Here are two potential disasters that have yet to occur, but concern me as a meteorologist. We probably can't eliminate the potential risks, but there are steps that can be taken to reduce the likelihood or severity of catastrophe.
Avalanches in Little Cottonwood Canyon
As I discuss in chapter 6 of Secrets of the Greatest Snow on Earth, 50 avalanche paths intersect SR-210 and other roads and parking lots in Little Cottonwood Canyon.

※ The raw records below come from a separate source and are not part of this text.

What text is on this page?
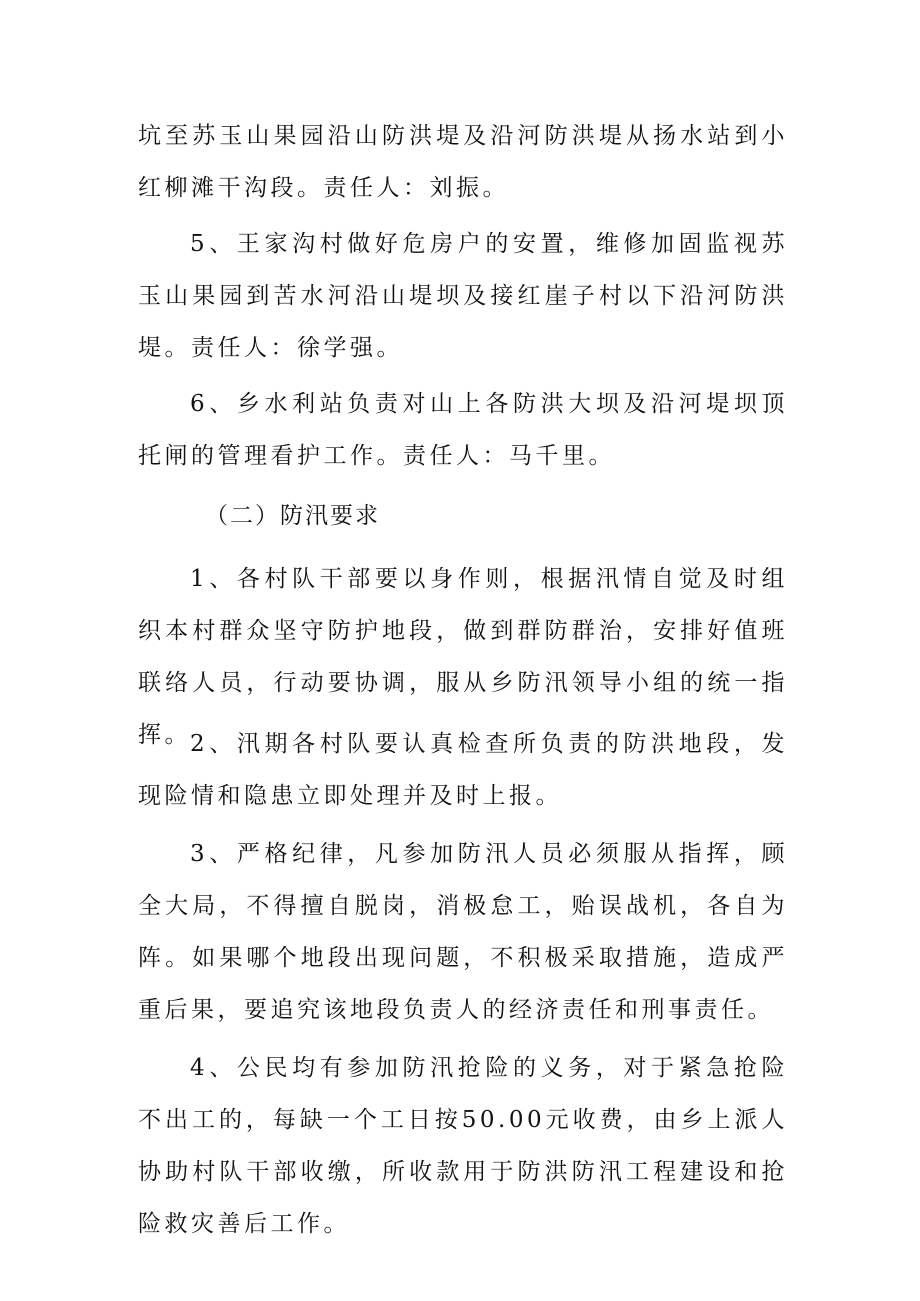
坑至苏玉山果园沿山防洪堤及沿河防洪堤从扬水站到小红柳滩干沟段。责任人：刘振。

5、王家沟村做好危房户的安置，维修加固监视苏玉山果园到苦水河沿山堤坝及接红崖子村以下沿河防洪堤。责任人：徐学强。

6、乡水利站负责对山上各防洪大坝及沿河堤坝顶托闸的管理看护工作。责任人：马千里。

（二）防汛要求

1、各村队干部要以身作则，根据汛情自觉及时组织本村群众坚守防护地段，做到群防群治，安排好值班联络人员，行动要协调，服从乡防汛领导小组的统一指挥。 2、汛期各村队要认真检查所负责的防洪地段，发现险情和隐患立即处理并及时上报。

3、严格纪律，凡参加防汛人员必须服从指挥，顾全大局，不得擅自脱岗，消极怠工，贻误战机，各自为阵。如果哪个地段出现问题，不积极采取措施，造成严重后果，要追究该地段负责人的经济责任和刑事责任。

4、公民均有参加防汛抢险的义务，对于紧急抢险不出工的，每缺一个工日按50.00元收费，由乡上派人协助村队干部收缴，所收款用于防洪防汛工程建设和抢险救灾善后工作。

|Source: Secrets of the Greatest Snow on Earth|
Individuals contributing to the reduction of avalanche threat along the highway, including those at UDOT, Alta Ski Area, and Snowbird, do an exceptional job, but it is impossible to completely eliminate risk along the highway as it exists today. As noted by retired UDOT Avalanche Program Safety Supervisor Liam Fitzgerald, “Because of the density of traffic, because of the number of avalanche paths that affect the road, and how close the starting zones are to the road, if you open the road to the tune of 5 or 6 thousands vehicles, a small avalanche can come down, block the road, and now you have hundreds of vehicles sitting stationary under these other avalanche paths, and it does turn into a catastrophic situation very quickly.”
As suggested by Liam, perhaps the worst-case scenario is to have traffic snarled in the canyon during a period of rapidly escalating avalanche hazard. It doesn't take an avalanche for this to happen. Chances are you've experienced the infamous red-snake, produced by the break lights of a seemingly endless line of cars crawling down the canyon at the end of a big ski day, especially when road conditions are poor. Such situations, when combined with heavy snowfall and increasing avalanche hazard, could go south quickly if the road is hit by an avalanche, burying cars and sweeping them off the highway.
Catastrophe has been adverted in the past. In 2006, an avalanche swept an SUV containing nine people off the highway. Fortunately, all were wearing seat belts and incredibly everyone was shaken up but not seriously harmed.
Improvements in infrastructure, monitoring, and forecasting in recent years have reduced but not eliminated the threat in the canyon (Note: avalanche concerns exist along other Utah highways, but the hazard threat is greatest in Little Cottonwood). Some additional incremental improvement is likely possible, but reducing this threat significantly likely involves highway realignment, tunneling, and shedding of the highway, or a similar approach for mass transit alternatives (e.g., rail) in the canyon.
Lightning or Severe Weather at an Outdoor Event
Amongst states, Utah ranks in the top 20 for total lightning fatalities and #2 for lightning deaths per million people. I'm unaware of any lightning catastrophes that have killed more than 2 individuals, but there have been some that have apparently killed hundreds of sheep!
Perhaps the biggest potential for a major catastrophe is at outdoor events such as concerts or football games. An example of the potential occurred at the NASCAR Sprint Cup Race at Pocono Raceway in 2012 when one fan was killed an nine injured by lightning.
In 2006, Joel Gratz, now CEO of opensnow.com, and Erik Noble, wrote a great article for the Bulletin of the American Meteorological Society evaluating lightning safety at large stadiums in the United States, exposing the need for managers to both anticipate and prepare for lightning threat.
The good news is that some outdoor venues now have developed lightning safety action plans and monitor for lightning during events. You may recall the lightning delay during the Utah–Michigan game last year. The bad news is that all of them don't do it, it's difficult to evacuate an outdoor stadium in the event of a rapidly developing storm, and often spectators are reluctant to move to their cars or a safe indoor location.
Encourage your favorite outdoor venue to be doing all they can with regards to lightning safety and promptly move to a safe location in the event of lightning or severe weather.